At a young age, I knew that Christmas represented the birth of Jesus and that many pagan rituals had been merged with this idea to give us the Christmas we know.

I knew about Pilgrims and ships well before I started school. I was fascinated with the sea and would ask where the Pilgrims came from and how they got here. "They sailed across the big water for lots of days," my mother would tell me. "They wanted to be able to go to whatever church they wanted to go to."

I remember her telling me about the church and I wondered why their king made them all go to the same one. I thought about how big that church must have been and I remember asking how long it took some of them to get to church, based on my trips to see my grandmother.

"They must have had to ride a whole day to get to church," I once told my mother.

Though my ideas were a little skewed, they were correct in theory. As I trip over toy baskets and clean up thousands of pieces of this and that left behind by my wonderful daughter, I wonder if we are teaching her the right lesson about holidays.

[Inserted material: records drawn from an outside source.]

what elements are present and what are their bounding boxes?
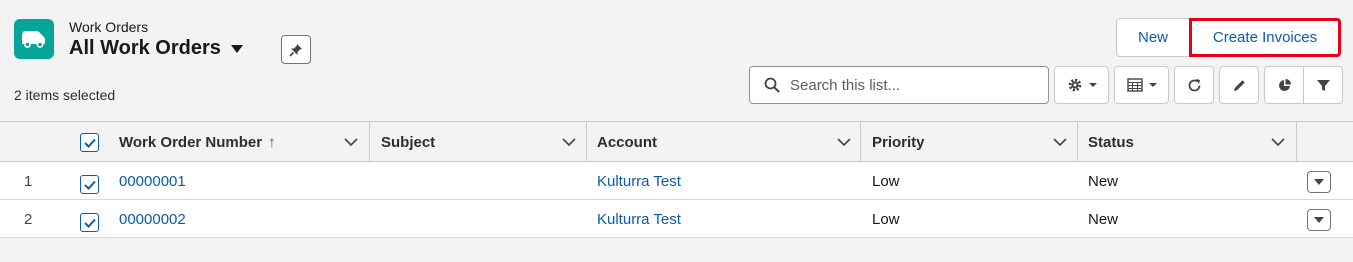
work-order-object-icon: [14, 19, 54, 59]
account-link[interactable]: Kulturra Test: [597, 200, 681, 238]
chevron-down-icon: [1148, 83, 1157, 87]
row-actions-button[interactable]: [1307, 209, 1331, 231]
row-number: 2: [24, 210, 33, 228]
object-type-label: Work Orders: [69, 19, 149, 35]
column-header-priority[interactable]: Priority: [872, 122, 925, 162]
row-checkbox[interactable]: [80, 213, 99, 232]
chevron-down-icon[interactable]: [837, 137, 851, 147]
row-number: 1: [24, 172, 33, 190]
status-cell: New: [1088, 172, 1119, 190]
chevron-down-icon[interactable]: [1053, 137, 1067, 147]
search-icon: [764, 77, 780, 93]
filter-icon: [1316, 79, 1330, 91]
chevron-down-icon[interactable]: [344, 137, 358, 147]
caret-down-icon: [1314, 217, 1324, 223]
search-list-input[interactable]: Search this list...: [749, 66, 1049, 104]
gear-icon: [1068, 78, 1081, 92]
new-button[interactable]: New: [1116, 18, 1190, 57]
van-icon: [22, 31, 45, 48]
pie-chart-icon: [1278, 78, 1291, 91]
priority-cell: Low: [872, 172, 900, 190]
column-label: Subject: [381, 133, 436, 151]
create-invoices-button[interactable]: Create Invoices: [1189, 18, 1341, 57]
checkmark-icon: [83, 180, 96, 190]
table-row[interactable]: 1 00000001 Kulturra Test Low New: [0, 162, 1353, 200]
pencil-icon: [1233, 79, 1245, 91]
column-label: Account: [597, 133, 657, 151]
list-view-selector[interactable]: All Work Orders: [69, 37, 243, 60]
work-orders-table: Work Order Number ↑ Subject Account Prio…: [0, 121, 1353, 238]
column-label: Priority: [872, 133, 925, 151]
column-header-status[interactable]: Status: [1088, 122, 1134, 162]
checkmark-icon: [83, 138, 96, 148]
sort-arrow-up-icon[interactable]: ↑: [268, 134, 276, 151]
table-header: Work Order Number ↑ Subject Account Prio…: [0, 121, 1353, 162]
table-icon: [1126, 78, 1143, 92]
inline-edit-button[interactable]: [1219, 66, 1259, 104]
row-actions-button[interactable]: [1307, 171, 1331, 193]
selected-items-count: 2 items selected: [14, 87, 116, 103]
table-row[interactable]: 2 00000002 Kulturra Test Low New: [0, 200, 1353, 238]
work-order-number-link[interactable]: 00000002: [119, 200, 186, 238]
pin-list-button[interactable]: [281, 35, 311, 64]
caret-down-icon: [1314, 179, 1324, 185]
header-actions: New Create Invoices: [1116, 18, 1341, 57]
pin-icon: [289, 43, 302, 57]
column-header-subject[interactable]: Subject: [381, 122, 435, 162]
show-charts-button[interactable]: [1264, 66, 1304, 104]
column-label: Status: [1088, 133, 1134, 151]
account-link[interactable]: Kulturra Test: [597, 162, 681, 200]
chevron-down-icon[interactable]: [1271, 137, 1285, 147]
list-title: All Work Orders: [69, 37, 221, 59]
status-cell: New: [1088, 210, 1119, 228]
column-label: Work Order Number: [119, 133, 263, 151]
refresh-button[interactable]: [1174, 66, 1214, 104]
work-order-number-link[interactable]: 00000001: [119, 162, 186, 200]
select-all-checkbox[interactable]: [80, 133, 99, 152]
column-header-account[interactable]: Account: [597, 122, 657, 162]
display-as-button[interactable]: [1114, 66, 1169, 104]
chevron-down-icon: [1088, 83, 1097, 87]
list-view-controls-button[interactable]: [1054, 66, 1109, 104]
chevron-down-icon[interactable]: [562, 137, 576, 147]
column-header-work-order-number[interactable]: Work Order Number ↑: [119, 122, 276, 162]
search-placeholder: Search this list...: [790, 76, 901, 94]
row-checkbox[interactable]: [80, 175, 99, 194]
priority-cell: Low: [872, 210, 900, 228]
filter-button[interactable]: [1303, 66, 1343, 104]
caret-down-icon[interactable]: [230, 44, 243, 53]
refresh-icon: [1188, 78, 1200, 91]
checkmark-icon: [83, 218, 96, 228]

"I want that," she says during every commercial break on the children’s television channels. "Daddy, Santa is going to bring me that for Christmas."

This week it has been, "When is GrandSally going to be here? Is she going to bring me a prize?"

I have a feeling I am not alone on this one. Perhaps as parents, we have let our children lose touch with reality. Thanksgiving and Christmas aren’t about toys, prizes and having relatives come and visit who will bow to your child’s every whim.

But how can we teach that? I fear my wife and I have crossed the point of no return. Maybe it’s the plight of the working parents whose children are raised by television. I can’t say for sure where we went wrong, but I have a feeling there are others out there.

Maybe instead of television, we should plop our kids down in front of books on tape. Maybe then they could learn about Thanksgiving and Christmas.

Though the idea isn’t a half-bad one, I wonder what kind of pickle we’re in when we use communication devices to raise our children for us. Maybe Ike’s America was all it was cracked up to be.